A rough estimate of charging rate and usable cell capacity is possible to determine overkill. It all depends on amount of light per day, subject to changing conditions e.g clouds, shadowing etc.

Solar panel looks to be about 200 sq. cm (0.02 sq. m). polycrystaline (about 14% efficient). Sun at 1000W/m^2 peak yields 2.8W available power; average lower. With illumination 8 hours per day with good visibility I estimate about 15 watt-hours, likely optimistic as the panel may not be operating at its maximum power point (MPP).

Li-ion cell having 3.7v average voltage, 3000mAh can store 11.1 watt-hours (new).
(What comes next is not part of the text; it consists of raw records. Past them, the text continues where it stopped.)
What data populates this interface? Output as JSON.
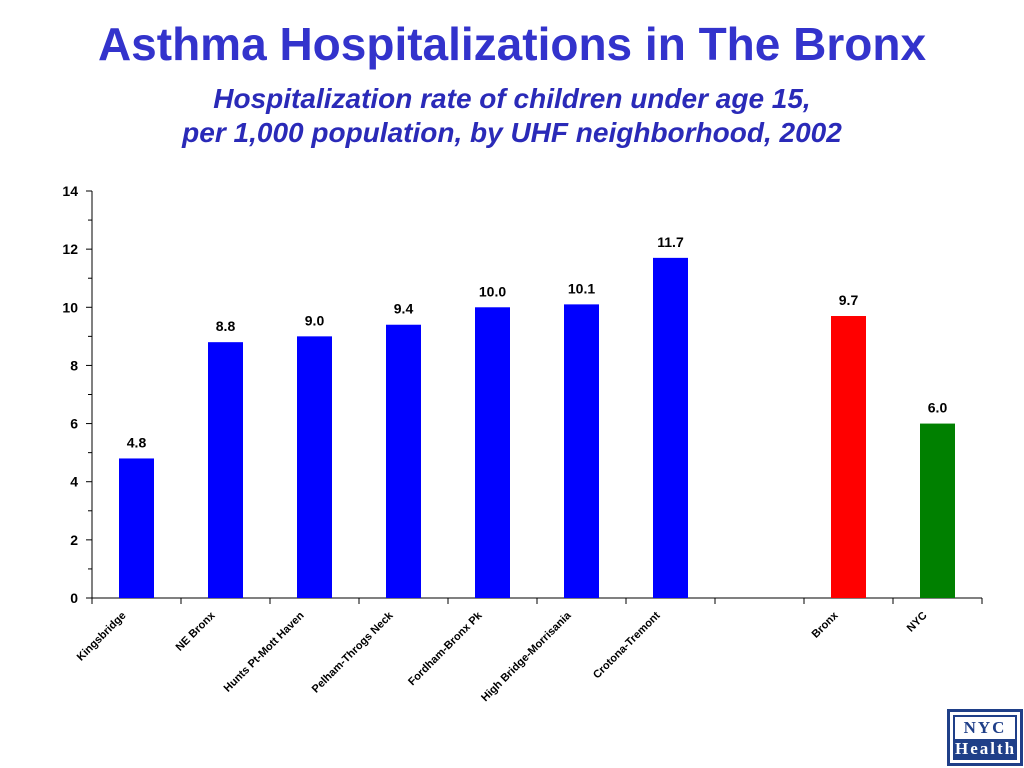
{
  "header": {
    "title": "Asthma Hospitalizations in The Bronx",
    "subtitle_line1": "Hospitalization rate of children under age 15,",
    "subtitle_line2": "per 1,000 population, by UHF neighborhood, 2002"
  },
  "logo": {
    "line1": "NYC",
    "line2": "Health"
  },
  "chart_data": {
    "type": "bar",
    "title": "Asthma Hospitalizations in The Bronx",
    "subtitle": "Hospitalization rate of children under age 15, per 1,000 population, by UHF neighborhood, 2002",
    "xlabel": "",
    "ylabel": "",
    "ylim": [
      0,
      14
    ],
    "yticks": [
      0,
      2,
      4,
      6,
      8,
      10,
      12,
      14
    ],
    "grid": false,
    "legend": "none",
    "categories": [
      "Kingsbridge",
      "NE Bronx",
      "Hunts Pt-Mott Haven",
      "Pelham-Throgs Neck",
      "Fordham-Bronx Pk",
      "High Bridge-Morrisania",
      "Crotona-Tremont",
      "",
      "Bronx",
      "NYC"
    ],
    "values": [
      4.8,
      8.8,
      9.0,
      9.4,
      10.0,
      10.1,
      11.7,
      null,
      9.7,
      6.0
    ],
    "data_labels": [
      "4.8",
      "8.8",
      "9.0",
      "9.4",
      "10.0",
      "10.1",
      "11.7",
      "",
      "9.7",
      "6.0"
    ],
    "colors": [
      "#0000ff",
      "#0000ff",
      "#0000ff",
      "#0000ff",
      "#0000ff",
      "#0000ff",
      "#0000ff",
      "#0000ff",
      "#ff0000",
      "#008000"
    ]
  }
}
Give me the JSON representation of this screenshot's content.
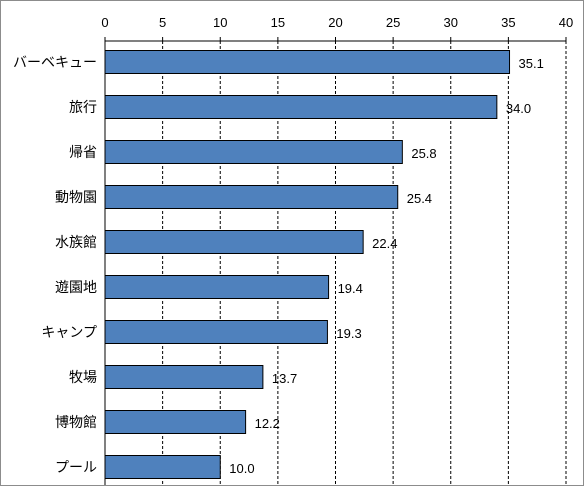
{
  "chart_data": {
    "type": "bar",
    "orientation": "horizontal",
    "title": "",
    "xlabel": "",
    "ylabel": "",
    "xlim": [
      0,
      40
    ],
    "x_ticks": [
      0,
      5,
      10,
      15,
      20,
      25,
      30,
      35,
      40
    ],
    "x_axis_position": "top",
    "grid": "vertical dashed",
    "legend": "none",
    "categories": [
      "バーベキュー",
      "旅行",
      "帰省",
      "動物園",
      "水族館",
      "遊園地",
      "キャンプ",
      "牧場",
      "博物館",
      "プール"
    ],
    "values": [
      35.1,
      34.0,
      25.8,
      25.4,
      22.4,
      19.4,
      19.3,
      13.7,
      12.2,
      10.0
    ],
    "data_labels": [
      "35.1",
      "34.0",
      "25.8",
      "25.4",
      "22.4",
      "19.4",
      "19.3",
      "13.7",
      "12.2",
      "10.0"
    ],
    "colors": {
      "bar_fill": "#4f81bd",
      "bar_stroke": "#000000",
      "grid": "#000000"
    }
  }
}
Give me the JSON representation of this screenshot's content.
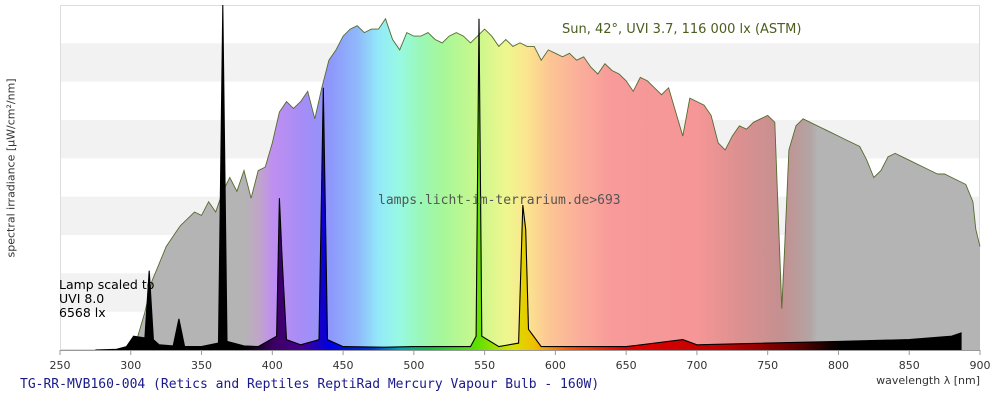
{
  "chart_data": {
    "type": "area",
    "title": "TG-RR-MVB160-004 (Retics and Reptiles ReptiRad Mercury Vapour Bulb - 160W)",
    "xlabel": "wavelength λ [nm]",
    "ylabel": "spectral irradiance [µW/cm²/nm]",
    "xlim": [
      250,
      900
    ],
    "x_ticks": [
      250,
      300,
      350,
      400,
      450,
      500,
      550,
      600,
      650,
      700,
      750,
      800,
      850,
      900
    ],
    "grid": "horizontal alternating bands",
    "sun_label": "Sun, 42°, UVI 3.7, 116 000 lx (ASTM)",
    "watermark": "lamps.licht-im-terrarium.de>693",
    "lamp_scale_note": [
      "Lamp scaled to",
      "UVI 8.0",
      "6568 lx"
    ],
    "series": [
      {
        "name": "Sun, 42°, UVI 3.7, 116 000 lx (ASTM)",
        "color": "#556b2f",
        "points": [
          [
            297,
            0.0
          ],
          [
            300,
            0.004
          ],
          [
            305,
            0.04
          ],
          [
            310,
            0.11
          ],
          [
            315,
            0.2
          ],
          [
            320,
            0.25
          ],
          [
            325,
            0.3
          ],
          [
            330,
            0.33
          ],
          [
            335,
            0.36
          ],
          [
            340,
            0.38
          ],
          [
            345,
            0.4
          ],
          [
            350,
            0.39
          ],
          [
            355,
            0.43
          ],
          [
            360,
            0.4
          ],
          [
            365,
            0.46
          ],
          [
            370,
            0.5
          ],
          [
            375,
            0.46
          ],
          [
            380,
            0.52
          ],
          [
            385,
            0.44
          ],
          [
            390,
            0.52
          ],
          [
            395,
            0.53
          ],
          [
            400,
            0.6
          ],
          [
            405,
            0.69
          ],
          [
            410,
            0.72
          ],
          [
            415,
            0.7
          ],
          [
            420,
            0.72
          ],
          [
            425,
            0.75
          ],
          [
            430,
            0.67
          ],
          [
            435,
            0.76
          ],
          [
            440,
            0.84
          ],
          [
            445,
            0.87
          ],
          [
            450,
            0.91
          ],
          [
            455,
            0.93
          ],
          [
            460,
            0.94
          ],
          [
            465,
            0.92
          ],
          [
            470,
            0.93
          ],
          [
            475,
            0.93
          ],
          [
            480,
            0.96
          ],
          [
            485,
            0.9
          ],
          [
            490,
            0.87
          ],
          [
            495,
            0.92
          ],
          [
            500,
            0.91
          ],
          [
            505,
            0.91
          ],
          [
            510,
            0.92
          ],
          [
            515,
            0.9
          ],
          [
            520,
            0.89
          ],
          [
            525,
            0.91
          ],
          [
            530,
            0.92
          ],
          [
            535,
            0.91
          ],
          [
            540,
            0.89
          ],
          [
            545,
            0.91
          ],
          [
            550,
            0.93
          ],
          [
            555,
            0.91
          ],
          [
            560,
            0.88
          ],
          [
            565,
            0.9
          ],
          [
            570,
            0.88
          ],
          [
            575,
            0.89
          ],
          [
            580,
            0.88
          ],
          [
            585,
            0.88
          ],
          [
            590,
            0.84
          ],
          [
            595,
            0.87
          ],
          [
            600,
            0.86
          ],
          [
            605,
            0.85
          ],
          [
            610,
            0.86
          ],
          [
            615,
            0.84
          ],
          [
            620,
            0.85
          ],
          [
            625,
            0.82
          ],
          [
            630,
            0.8
          ],
          [
            635,
            0.83
          ],
          [
            640,
            0.81
          ],
          [
            645,
            0.8
          ],
          [
            650,
            0.78
          ],
          [
            655,
            0.75
          ],
          [
            660,
            0.79
          ],
          [
            665,
            0.78
          ],
          [
            670,
            0.76
          ],
          [
            675,
            0.74
          ],
          [
            680,
            0.76
          ],
          [
            685,
            0.69
          ],
          [
            690,
            0.62
          ],
          [
            695,
            0.73
          ],
          [
            700,
            0.72
          ],
          [
            705,
            0.71
          ],
          [
            710,
            0.68
          ],
          [
            715,
            0.6
          ],
          [
            720,
            0.58
          ],
          [
            725,
            0.62
          ],
          [
            730,
            0.65
          ],
          [
            735,
            0.64
          ],
          [
            740,
            0.66
          ],
          [
            745,
            0.67
          ],
          [
            750,
            0.68
          ],
          [
            755,
            0.66
          ],
          [
            760,
            0.12
          ],
          [
            762,
            0.3
          ],
          [
            765,
            0.58
          ],
          [
            770,
            0.65
          ],
          [
            775,
            0.67
          ],
          [
            780,
            0.66
          ],
          [
            785,
            0.65
          ],
          [
            790,
            0.64
          ],
          [
            795,
            0.63
          ],
          [
            800,
            0.62
          ],
          [
            805,
            0.61
          ],
          [
            810,
            0.6
          ],
          [
            815,
            0.59
          ],
          [
            820,
            0.55
          ],
          [
            825,
            0.5
          ],
          [
            830,
            0.52
          ],
          [
            835,
            0.56
          ],
          [
            840,
            0.57
          ],
          [
            845,
            0.56
          ],
          [
            850,
            0.55
          ],
          [
            855,
            0.54
          ],
          [
            860,
            0.53
          ],
          [
            865,
            0.52
          ],
          [
            870,
            0.51
          ],
          [
            875,
            0.51
          ],
          [
            880,
            0.5
          ],
          [
            885,
            0.49
          ],
          [
            890,
            0.48
          ],
          [
            895,
            0.43
          ],
          [
            897,
            0.35
          ],
          [
            900,
            0.3
          ]
        ]
      },
      {
        "name": "Lamp scaled to UVI 8.0 6568 lx",
        "color": "#000000",
        "points": [
          [
            275,
            0.0
          ],
          [
            290,
            0.002
          ],
          [
            297,
            0.01
          ],
          [
            302,
            0.04
          ],
          [
            310,
            0.035
          ],
          [
            313,
            0.23
          ],
          [
            316,
            0.03
          ],
          [
            320,
            0.015
          ],
          [
            330,
            0.012
          ],
          [
            334,
            0.09
          ],
          [
            338,
            0.01
          ],
          [
            350,
            0.01
          ],
          [
            362,
            0.02
          ],
          [
            365,
            1.0
          ],
          [
            368,
            0.025
          ],
          [
            380,
            0.012
          ],
          [
            390,
            0.01
          ],
          [
            403,
            0.04
          ],
          [
            405,
            0.44
          ],
          [
            407,
            0.26
          ],
          [
            410,
            0.03
          ],
          [
            420,
            0.015
          ],
          [
            433,
            0.03
          ],
          [
            436,
            0.76
          ],
          [
            439,
            0.03
          ],
          [
            450,
            0.01
          ],
          [
            480,
            0.008
          ],
          [
            500,
            0.01
          ],
          [
            540,
            0.01
          ],
          [
            544,
            0.04
          ],
          [
            546,
            0.96
          ],
          [
            548,
            0.04
          ],
          [
            560,
            0.01
          ],
          [
            574,
            0.02
          ],
          [
            577,
            0.42
          ],
          [
            579,
            0.35
          ],
          [
            581,
            0.06
          ],
          [
            590,
            0.01
          ],
          [
            650,
            0.01
          ],
          [
            690,
            0.03
          ],
          [
            700,
            0.015
          ],
          [
            800,
            0.025
          ],
          [
            850,
            0.03
          ],
          [
            880,
            0.04
          ],
          [
            887,
            0.05
          ]
        ]
      }
    ]
  }
}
Given inefficiencies in charging, you might get one charge on a good day, or better part of. Capacity will decrease over lifetime.Two 2600mAh in parallel (5.2Ah, 19.2Wh) might not be too much excess capacity.

LED lamps appear to be 1-2W each, running two (say) for 8h per night takes 8-16Wh, not counting inefficiency of drive circuits; probably around 75-80% for a direct-drive (linear current regulation or simple resistor).

Anyway it's a bunch of numbers, assumptions and approximations but hopefully sheds some light  on the subject.

Dave


----------



## ejt (Mar 4, 2022)

I ended up getting the dual 18650 with molex connector from Newark. The molex was not the same as the ones in the solar panel but it was an easy fix to splice the one from the old battery onto the new battery's wires. Plugged it all in and it worked just fine. I'll have to wait for longer days to see what the run time is, but I'm happy that it's going again.

Much thanks to the help I received here, and a shout out to Dave_H for the above and beyond calculations!


----------